Very rarely , an infection gets into the wound, which requires a course of treatment with antibiotics; in the case of sepsis (blood poisoning), hormones and blood transfusions are used.

Other complications include:

  • Decreased sensitivity.
  • Scars, cicatrices requiring repeated intervention.
  • Difficulty breathing.
  • Deterioration of sense of smell.
  • Perforation (holes) of the nasal septum.
  • Cartilage atrophy.
  • The appearance of a vascular network, pigmentation.
  • Rarely - necrosis (death) of tissue.

In addition, the patient is not always satisfied with the result - 3 out of 10 such patients . The probability that the view will be as planned is about 70% . The nose may seem too regular, look unnatural, and may not fit in with the rest of your facial features. Therefore, before deciding to make changes, you should weigh the pros and cons.

After this, repeated correction may be required, which is carried out after 6 months, but not earlier. Indications include improperly stitched or excessively removed cartilage, in which the nose appears short, small columella (the lower part between the nasal passages), etc.

When is it better to refuse surgery?

People with dysmorphophobia or body dysmorphomania often turn to plastic surgeons for help. In the first case, we are talking about a painful attitude towards a minor defect or feature of the body, in the second - about an imaginary external defect.

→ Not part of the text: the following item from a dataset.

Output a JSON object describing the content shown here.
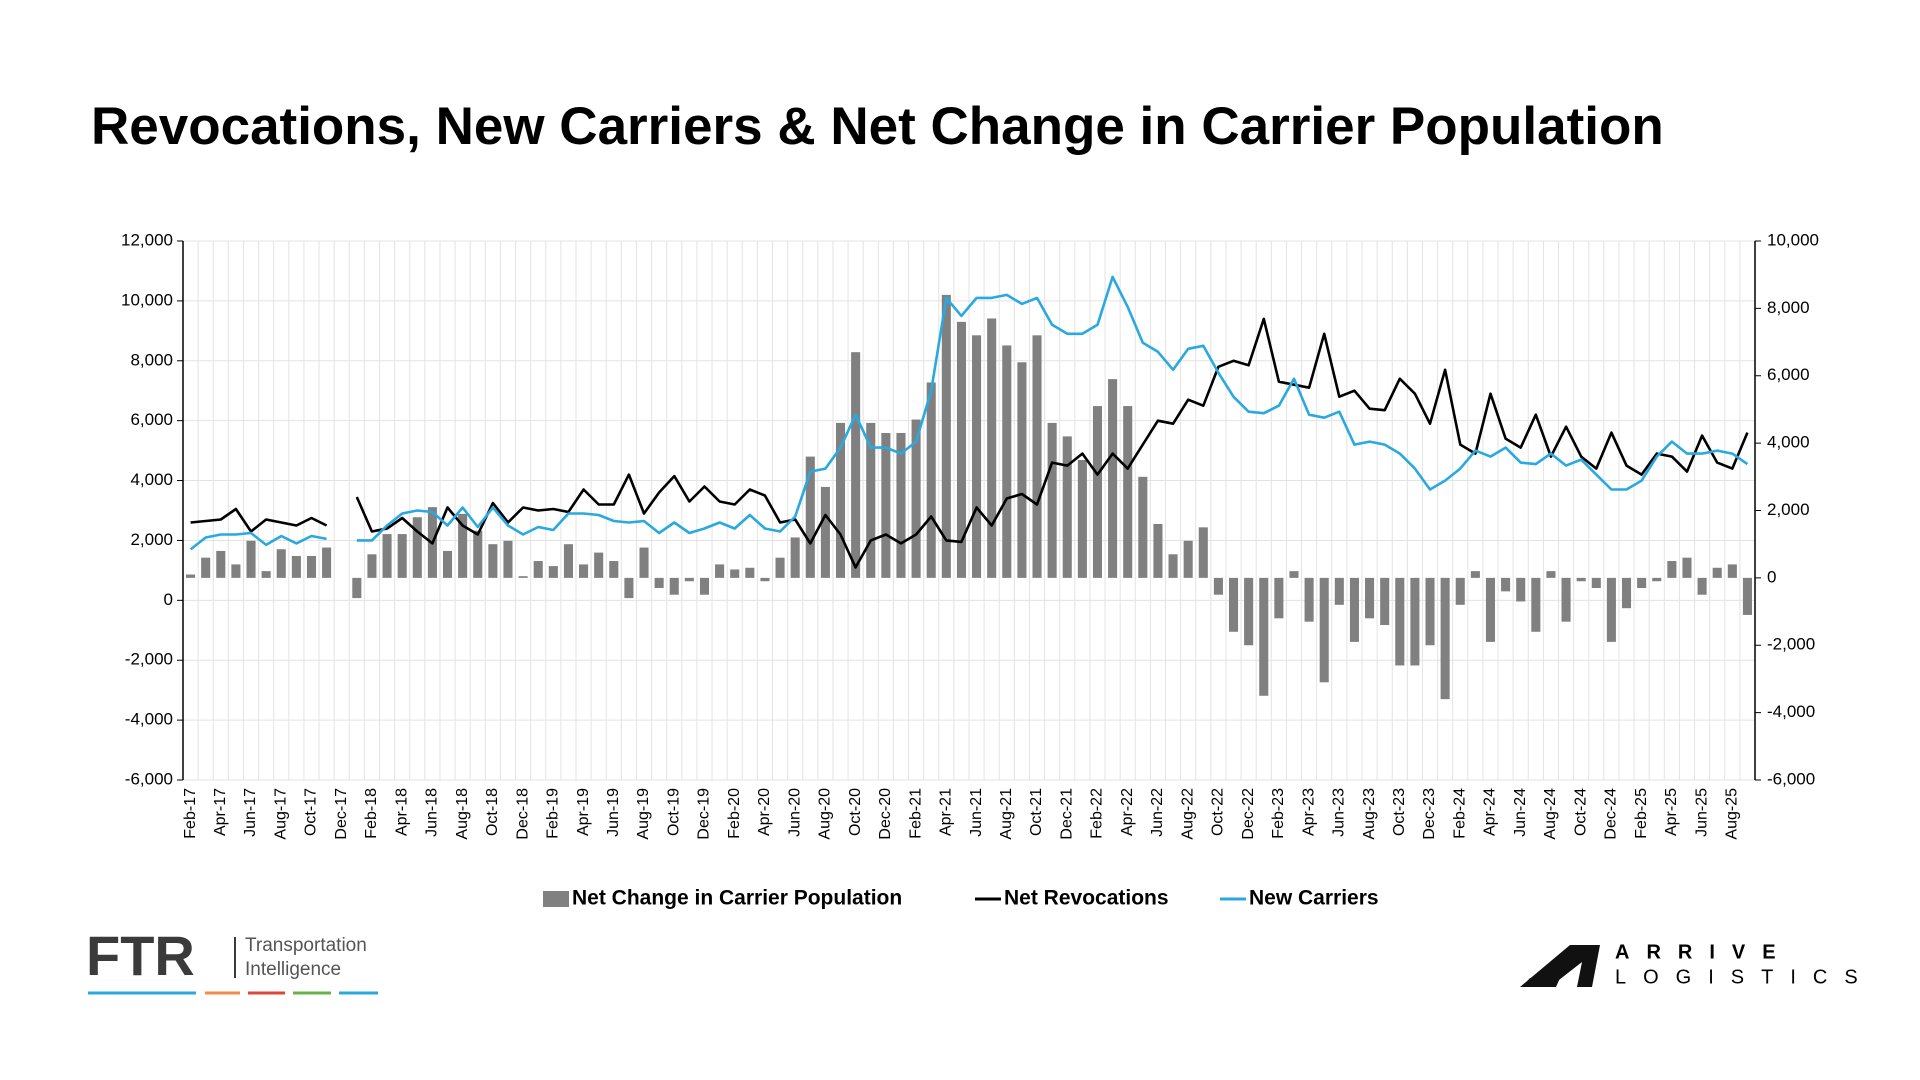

If the surgeon does not find deviations from the average parameters in the size of the nose or its location in relation to other parts of the face, a consultation with a psychologist is recommended.

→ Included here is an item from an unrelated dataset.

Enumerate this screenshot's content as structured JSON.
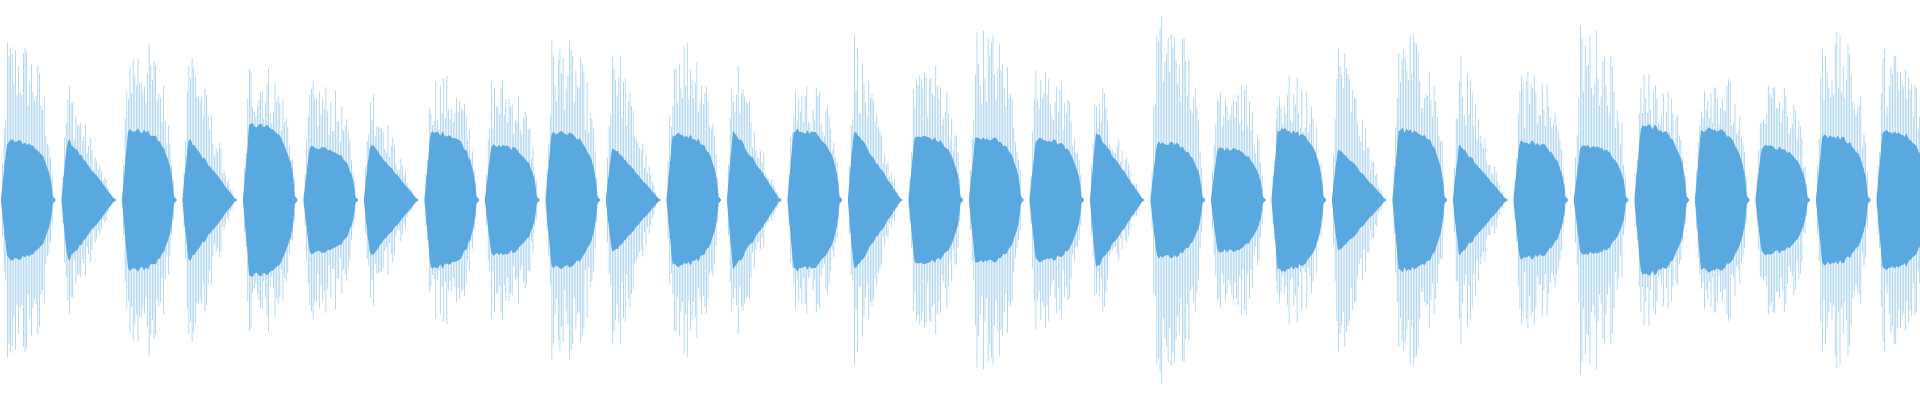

You should also study reviews about the clinic and the specific specialist. The lower the qualifications of the doctor, the higher the likelihood of complications.

Early recovery period

  • You will experience nasal swelling for several weeks, then your condition will gradually improve.
  • Nasal breathing may also be impaired for a few weeks, but will improve as swelling decreases.
  • For a short time after surgery, patients may experience swelling, nasal pain, or a dull headache.
  • Most patients take pain medication for three to four days and return to work in just over a week after surgery.
  • The results of rhinoplasty gradually become apparent as time passes and swelling decreases.
  • Swelling may occur occasionally in the first year after the procedure. It is usually more noticeable in the morning and disappears throughout the day.
  • Contact lenses can be worn immediately after rhinoplasty, but glasses should not be worn for several months after surgery.

Before surgery

Rhinoplasty is a full-fledged surgical procedure and is performed under general anesthesia in combination with local anesthesia. In this regard, the patient must undergo a comprehensive examination, including clinical and laboratory examination and consultation with specialists (ENT, therapist, anesthesiologist). To avoid complications during surgery, you should promptly notify the doctor about the presence of chronic and acute diseases at the time of the proposed surgical intervention, past illnesses, possible allergic reactions to medications, etc. Rhinoplasty is performed in a specialized clinic.

Rhinoplasty, like most plastic surgeries, imposes some temporary restrictions on lifestyle before the operation: it is undesirable to smoke, take aspirin and other drugs that affect blood clotting, because this can cause bleeding during surgery.